Para o próximo ano, e para além dos cortes nas pensões decorrentes do regime de convergência entre a Caixa Geral de Aposentações (CGA) e o Regime Geral de Segurança Social (RGSS), haverá uma redução das pensões de sobrevivência, mas o Governo já se manifestou disponível para criar uma norma que trave "a duplicação" de cortes.

No âmbito do Orçamento para 2014, O Governo determinou que os beneficiários, do setor público ou do regime geral, que acumulem pensões de sobrevivência com outras reformas também sofram um corte quando a soma das duas ultrapasse os dois mil euros, não tendo ficado ainda esclarecido se estes cortes são cumulativos.

Na passada quinta-feira, Hélder Rosalino afirmou no Parlamento que "é evidente que o Governo está disponível na discussão do Orçamento do Estado para 2014 para colocar uma norma que evite este tipo de duplicação, mas será marginal e poucos pensionistas reúnem as duas condições".

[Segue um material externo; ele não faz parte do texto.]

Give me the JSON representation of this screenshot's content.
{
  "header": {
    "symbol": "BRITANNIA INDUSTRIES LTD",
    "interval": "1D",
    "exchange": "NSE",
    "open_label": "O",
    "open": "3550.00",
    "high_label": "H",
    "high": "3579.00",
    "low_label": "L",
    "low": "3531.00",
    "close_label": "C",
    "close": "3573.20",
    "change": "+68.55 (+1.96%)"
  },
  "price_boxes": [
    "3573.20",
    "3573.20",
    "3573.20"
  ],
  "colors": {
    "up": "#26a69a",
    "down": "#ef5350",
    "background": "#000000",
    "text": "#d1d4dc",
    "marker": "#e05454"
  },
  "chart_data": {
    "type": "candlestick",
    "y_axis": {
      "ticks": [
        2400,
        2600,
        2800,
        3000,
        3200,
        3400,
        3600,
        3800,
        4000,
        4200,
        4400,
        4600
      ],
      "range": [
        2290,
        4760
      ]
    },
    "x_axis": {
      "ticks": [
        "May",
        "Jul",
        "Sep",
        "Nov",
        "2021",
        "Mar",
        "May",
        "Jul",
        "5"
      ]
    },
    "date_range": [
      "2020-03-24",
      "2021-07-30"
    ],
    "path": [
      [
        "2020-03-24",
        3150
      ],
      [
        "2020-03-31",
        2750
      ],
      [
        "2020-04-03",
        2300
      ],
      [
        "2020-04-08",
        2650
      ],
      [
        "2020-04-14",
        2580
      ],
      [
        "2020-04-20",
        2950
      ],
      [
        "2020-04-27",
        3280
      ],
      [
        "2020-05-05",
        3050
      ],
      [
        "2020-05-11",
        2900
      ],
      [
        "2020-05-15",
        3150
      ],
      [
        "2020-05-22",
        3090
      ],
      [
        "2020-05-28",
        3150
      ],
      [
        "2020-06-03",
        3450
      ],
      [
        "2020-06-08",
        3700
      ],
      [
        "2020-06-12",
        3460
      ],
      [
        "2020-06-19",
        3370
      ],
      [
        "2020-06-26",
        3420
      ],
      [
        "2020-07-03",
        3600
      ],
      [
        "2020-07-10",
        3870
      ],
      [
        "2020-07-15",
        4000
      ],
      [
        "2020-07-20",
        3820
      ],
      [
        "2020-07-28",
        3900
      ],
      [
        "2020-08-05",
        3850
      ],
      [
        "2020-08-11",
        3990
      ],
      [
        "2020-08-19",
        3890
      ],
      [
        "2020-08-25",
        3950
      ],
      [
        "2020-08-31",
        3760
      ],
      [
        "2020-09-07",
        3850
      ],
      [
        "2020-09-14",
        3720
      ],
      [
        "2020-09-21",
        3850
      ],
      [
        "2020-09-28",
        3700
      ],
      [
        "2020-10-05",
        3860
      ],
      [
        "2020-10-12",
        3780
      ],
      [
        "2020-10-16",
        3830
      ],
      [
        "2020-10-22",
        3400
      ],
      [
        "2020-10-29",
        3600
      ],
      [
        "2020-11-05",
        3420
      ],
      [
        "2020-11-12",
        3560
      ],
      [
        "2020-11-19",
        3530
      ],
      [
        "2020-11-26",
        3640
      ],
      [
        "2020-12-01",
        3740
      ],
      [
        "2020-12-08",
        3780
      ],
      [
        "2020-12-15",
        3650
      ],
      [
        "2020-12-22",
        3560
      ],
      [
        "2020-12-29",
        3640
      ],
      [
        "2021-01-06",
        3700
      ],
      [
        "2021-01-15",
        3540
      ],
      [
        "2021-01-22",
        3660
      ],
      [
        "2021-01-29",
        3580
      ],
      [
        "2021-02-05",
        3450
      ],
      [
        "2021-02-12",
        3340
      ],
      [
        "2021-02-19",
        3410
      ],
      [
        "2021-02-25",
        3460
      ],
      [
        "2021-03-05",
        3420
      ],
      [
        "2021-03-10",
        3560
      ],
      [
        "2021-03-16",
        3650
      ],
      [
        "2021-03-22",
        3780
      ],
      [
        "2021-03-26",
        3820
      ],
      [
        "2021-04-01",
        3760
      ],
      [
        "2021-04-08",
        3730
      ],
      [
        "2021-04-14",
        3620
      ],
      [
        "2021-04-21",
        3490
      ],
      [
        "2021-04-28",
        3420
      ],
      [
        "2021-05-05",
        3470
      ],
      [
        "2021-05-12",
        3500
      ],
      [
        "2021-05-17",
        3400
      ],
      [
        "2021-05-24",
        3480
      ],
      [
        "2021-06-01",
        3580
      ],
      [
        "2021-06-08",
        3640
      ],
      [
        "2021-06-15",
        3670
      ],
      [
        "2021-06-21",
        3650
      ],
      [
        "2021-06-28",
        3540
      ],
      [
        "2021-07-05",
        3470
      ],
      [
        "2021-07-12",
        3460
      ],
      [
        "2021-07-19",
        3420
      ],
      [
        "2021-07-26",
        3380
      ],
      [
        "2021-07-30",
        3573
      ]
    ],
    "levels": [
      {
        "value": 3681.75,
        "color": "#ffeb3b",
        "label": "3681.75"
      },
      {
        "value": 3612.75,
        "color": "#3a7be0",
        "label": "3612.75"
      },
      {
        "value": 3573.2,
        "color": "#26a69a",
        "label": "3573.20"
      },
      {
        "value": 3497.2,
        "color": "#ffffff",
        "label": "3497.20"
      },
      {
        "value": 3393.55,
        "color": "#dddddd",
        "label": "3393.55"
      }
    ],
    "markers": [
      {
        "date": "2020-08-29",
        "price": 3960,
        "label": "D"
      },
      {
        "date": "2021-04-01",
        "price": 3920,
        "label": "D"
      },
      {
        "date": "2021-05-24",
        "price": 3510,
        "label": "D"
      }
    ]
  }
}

Os pensionistas do Regime Geral da Segurança Social (RGSS) que na soma das duas pensões que recebam ultrapassem os dois mil euros passarão a receber apenas 53% do valor da pensão de sobrevivência, enquanto na Caixa Geral de Aposentações (CGA) passarão a receber 44%.

No próximo ano, o Governo vai também manter a aplicação da Contribuição Extraordinária de Solidariedade (CES) sobre as pensões, entre 3,5% e 10% para pensões mensais que variam entre 1.350 euros e 3.750 euros, valor acima do qual se aplica uma contribuição fixa de 10%, nos termos previstos no Orçamento do ano anterior.

Sobre esta matéria, o Governo garante que no caso dos pensionistas da CGA haverá uma redução única no valor das pensões, decorrente da convergência de regimes ou da aplicação da CES, sendo assim "evitada uma dupla redução no valor das pensões atribuídas pela CGA".